E se ne sono accorti da diversi anni in Italia ma do un po' di tempo anche all’estero: fino alla 12 dicembre infatti è stato invitato (unico italiano) alla collettiva Algo más que realismo allestita in una famosa galleria di Saragozza, "Sala Agrupación Artística Aragonesa".
E qui il pittore Rapacioli presenta l’opera Insalata mista, sublime esempio di perfezione formale, vivacità cromatica e potente illuminazione.

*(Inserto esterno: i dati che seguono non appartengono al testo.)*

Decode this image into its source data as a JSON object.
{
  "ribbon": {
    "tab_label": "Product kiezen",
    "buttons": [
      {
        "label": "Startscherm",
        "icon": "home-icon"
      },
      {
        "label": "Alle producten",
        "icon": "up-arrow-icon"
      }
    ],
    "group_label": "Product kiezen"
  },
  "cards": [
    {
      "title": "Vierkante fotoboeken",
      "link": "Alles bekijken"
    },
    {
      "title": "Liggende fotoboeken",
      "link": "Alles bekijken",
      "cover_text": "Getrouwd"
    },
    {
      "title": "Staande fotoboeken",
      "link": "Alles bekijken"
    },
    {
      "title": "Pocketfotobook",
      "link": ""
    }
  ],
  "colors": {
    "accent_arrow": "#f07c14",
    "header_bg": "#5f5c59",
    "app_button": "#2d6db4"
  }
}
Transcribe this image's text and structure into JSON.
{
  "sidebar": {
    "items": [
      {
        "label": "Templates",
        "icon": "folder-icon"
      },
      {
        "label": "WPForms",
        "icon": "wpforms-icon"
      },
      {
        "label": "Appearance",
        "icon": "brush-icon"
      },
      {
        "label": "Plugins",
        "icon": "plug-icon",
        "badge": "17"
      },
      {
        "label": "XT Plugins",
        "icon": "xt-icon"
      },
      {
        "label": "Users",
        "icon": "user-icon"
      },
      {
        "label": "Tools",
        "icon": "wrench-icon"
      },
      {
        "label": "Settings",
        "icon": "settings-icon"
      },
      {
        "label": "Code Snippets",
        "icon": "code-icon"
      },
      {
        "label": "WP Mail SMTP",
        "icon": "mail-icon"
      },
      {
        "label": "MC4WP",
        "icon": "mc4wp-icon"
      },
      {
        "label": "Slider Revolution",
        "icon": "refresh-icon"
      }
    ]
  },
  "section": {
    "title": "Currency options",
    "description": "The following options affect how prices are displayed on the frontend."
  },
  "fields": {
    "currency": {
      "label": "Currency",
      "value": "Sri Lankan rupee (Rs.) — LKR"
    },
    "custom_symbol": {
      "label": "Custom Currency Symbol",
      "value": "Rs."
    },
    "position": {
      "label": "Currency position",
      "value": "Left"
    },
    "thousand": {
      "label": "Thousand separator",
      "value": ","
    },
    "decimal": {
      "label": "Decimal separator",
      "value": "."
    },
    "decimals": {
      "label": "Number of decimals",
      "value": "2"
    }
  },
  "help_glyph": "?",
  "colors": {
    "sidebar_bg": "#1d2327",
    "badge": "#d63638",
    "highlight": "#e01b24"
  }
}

In Italia poi è stato invitato dal Museo civico di arte moderna "Giuseppe Sciortino" di Monreale (Palermo) dove una sua opera, La turbina, è stata selezionata dal curatore della manifestazione, Paolo Levi, studioso di fama nazionale, per entrare poi nella collezione permanente insieme ad opere di Carrà, Sironi, De Chirico, Schifano...

Infine il pittore di Carpaneto Piacentino verrà inserito nel prossimo Catalogo dell’arte moderna Mondadori, ulteriore riconoscimento alla sua elegante, precisissima, accattivante pittura.